The problem is that politics is all about presentation. When Labour were in power, the Tories blamed them for everything, including the fallout from the sub-prime mortgage crisis in the US, the bank bailouts and over-spending. And of course Labour shouted as high as possible that the fault lay with global factors. Now the Tories are in power, the discourse has simply inverted; Labour are blaming everything on the Tories, who are in turn shouting until they are hoarse that there are global factors, and because they’ve only been in power two years (!) then most of it is still Labours fault. It is a something of a minefield to navigate and know just who to listen to, and is exactly the kind of vacuous, intellectually baron shameful display of Punch-and-Judy politics which puts people off in this country.

There are a hundred ways to weasel out of responsibility, some of which are relatively convincing. It really is a global economy – we export more to Ireland than we do to China and Brazil (two of the most massive emerging economies) combined, and still export the majority within the European Union. This is not a particularly prosperous part of the world right now, so their slump affects us. It’s also debatable just how quickly economic policy affects the economy, for instance; is this second dip of the recession due to the governments policy since taking office, or is the tail end of an effect from the last governments policies? When Labour left office we had slowly increasing growth, and unemployment which was not shooting through the roof, but just what sort of delay should be expected? Time scales are very difficult, because in a climate like this one, the success of the government is judged by their perceived economic success, and as a government is 4-5 years in office, if we can expect a roughly two year delay between policy and effect then we are only judging governments on half their activities (to take an arbitrary example). And of course economics data is calculated retrospectively, so we only now know the growth data for the first quarter of this year – which adds to the delay effect.
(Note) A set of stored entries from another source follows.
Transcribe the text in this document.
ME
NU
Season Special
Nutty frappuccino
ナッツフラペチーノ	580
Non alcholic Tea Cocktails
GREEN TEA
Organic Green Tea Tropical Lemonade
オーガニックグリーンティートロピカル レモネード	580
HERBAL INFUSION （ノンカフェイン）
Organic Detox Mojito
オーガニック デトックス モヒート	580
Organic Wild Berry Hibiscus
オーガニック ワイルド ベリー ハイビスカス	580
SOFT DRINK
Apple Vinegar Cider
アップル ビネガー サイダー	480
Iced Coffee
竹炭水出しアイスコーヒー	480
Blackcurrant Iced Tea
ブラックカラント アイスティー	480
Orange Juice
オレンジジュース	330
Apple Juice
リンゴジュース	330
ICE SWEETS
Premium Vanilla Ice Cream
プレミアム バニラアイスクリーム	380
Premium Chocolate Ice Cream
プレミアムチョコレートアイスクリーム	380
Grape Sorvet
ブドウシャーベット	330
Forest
All in all is it much more interesting for politics to be in a period of growth, then you can judge governments based on social policies, superfluous wars and reforms, etc. But that’s by the by …
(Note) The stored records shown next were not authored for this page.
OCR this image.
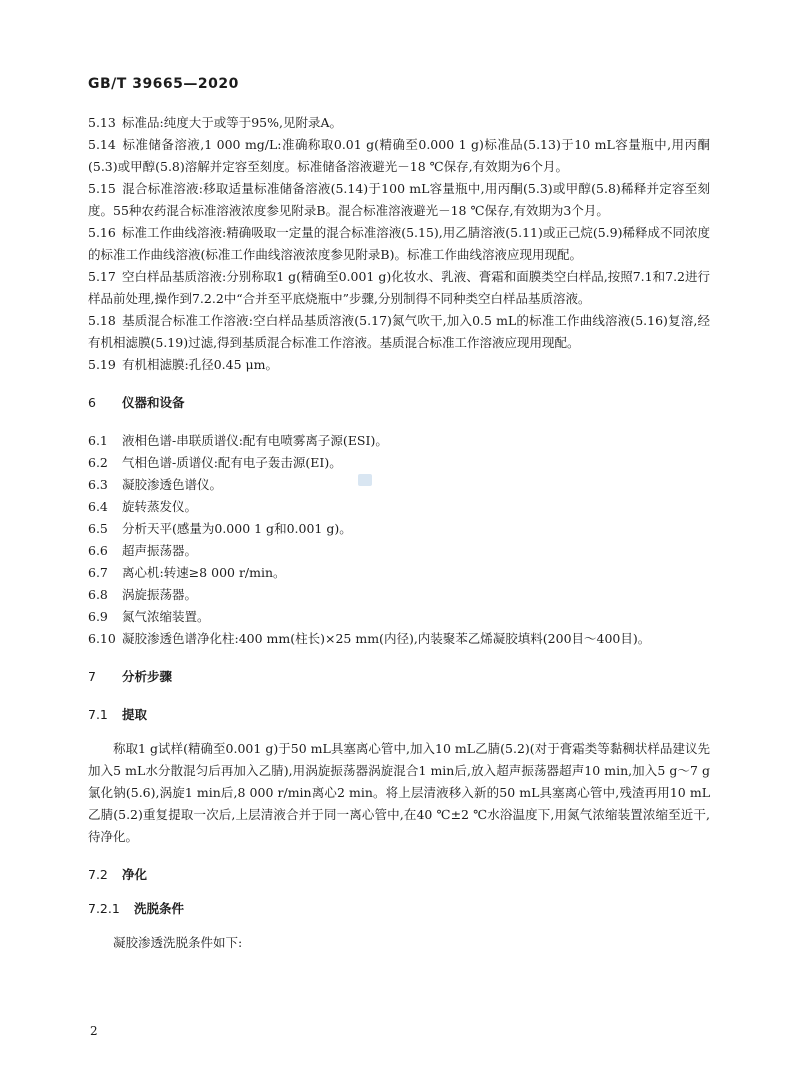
GB/T 39665—2020

5.13 标准品:纯度大于或等于95%,见附录A。

5.14 标准储备溶液,1 000 mg/L:准确称取0.01 g(精确至0.000 1 g)标准品(5.13)于10 mL容量瓶中,用丙酮(5.3)或甲醇(5.8)溶解并定容至刻度。标准储备溶液避光－18 ℃保存,有效期为6个月。

5.15 混合标准溶液:移取适量标准储备溶液(5.14)于100 mL容量瓶中,用丙酮(5.3)或甲醇(5.8)稀释并定容至刻度。55种农药混合标准溶液浓度参见附录B。混合标准溶液避光－18 ℃保存,有效期为3个月。

5.16 标准工作曲线溶液:精确吸取一定量的混合标准溶液(5.15),用乙腈溶液(5.11)或正己烷(5.9)稀释成不同浓度的标准工作曲线溶液(标准工作曲线溶液浓度参见附录B)。标准工作曲线溶液应现用现配。

5.17 空白样品基质溶液:分别称取1 g(精确至0.001 g)化妆水、乳液、膏霜和面膜类空白样品,按照7.1和7.2进行样品前处理,操作到7.2.2中“合并至平底烧瓶中”步骤,分别制得不同种类空白样品基质溶液。

5.18 基质混合标准工作溶液:空白样品基质溶液(5.17)氮气吹干,加入0.5 mL的标准工作曲线溶液(5.16)复溶,经有机相滤膜(5.19)过滤,得到基质混合标准工作溶液。基质混合标准工作溶液应现用现配。

5.19 有机相滤膜:孔径0.45 μm。

6 仪器和设备

6.1 液相色谱-串联质谱仪:配有电喷雾离子源(ESI)。

6.2 气相色谱-质谱仪:配有电子轰击源(EI)。

6.3 凝胶渗透色谱仪。

6.4 旋转蒸发仪。

6.5 分析天平(感量为0.000 1 g和0.001 g)。

6.6 超声振荡器。

6.7 离心机:转速≥8 000 r/min。

6.8 涡旋振荡器。

6.9 氮气浓缩装置。

6.10 凝胶渗透色谱净化柱:400 mm(柱长)×25 mm(内径),内装聚苯乙烯凝胶填料(200目～400目)。

7 分析步骤

7.1 提取

称取1 g试样(精确至0.001 g)于50 mL具塞离心管中,加入10 mL乙腈(5.2)(对于膏霜类等黏稠状样品建议先加入5 mL水分散混匀后再加入乙腈),用涡旋振荡器涡旋混合1 min后,放入超声振荡器超声10 min,加入5 g～7 g氯化钠(5.6),涡旋1 min后,8 000 r/min离心2 min。将上层清液移入新的50 mL具塞离心管中,残渣再用10 mL乙腈(5.2)重复提取一次后,上层清液合并于同一离心管中,在40 ℃±2 ℃水浴温度下,用氮气浓缩装置浓缩至近干,待净化。

7.2 净化

7.2.1 洗脱条件

凝胶渗透洗脱条件如下:

2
Whether or not the blame can be placed square on the shoulders of the Tories, they are certainly doing nothing to help the working man through these times. ‘You can’t solve a debt crisis with more debt’ is the perennial dictum of Cameron/Osborne, which is specious at best, but they seem to think you can solve a growth crisis with no growth! The left is clamouring for growth programs, capital spending programs, jobs programs, but all we get from the government is the repeated line than business leaders are behind their plans – instead of the times. When Alistair Darling left the treasury, having pumped billions of pounds into the economy in the form of ‘stimulus packages’, the UK seemed to be coming into the clear. Since taking over, George Osborne has slashed and burned, hacked away at public services and thrown half a million public servants into the streets, and he now has to borrow *more* than the labour government did to pay for welfare and unemployment benefits. This is a failed plan. There can be no other way of seeing it. Osborne’s own predictions when taking office assumed we would be approaching good growth by the end of 2012 going into 2013, but we are not. But because the Tories are so ideologically bound to austerity they cannot change course. But, most tragically, the burden of his cuts fall on the average man on the street, who has to face 4% inflation and wage freezes year on year, not on the millionaires of this land who collectively dodge 128 billion pounds of tax each year.

It is an appalling situation, and thankfully the country sent the Conservative head office a message this week by voting for labour 38% compared to 31% for the Tories. A result which if repeated at the general – God willing – shall hopefully return the country to those whose allegiances are with the majority of us, not the collective population of those who graduated from Eton.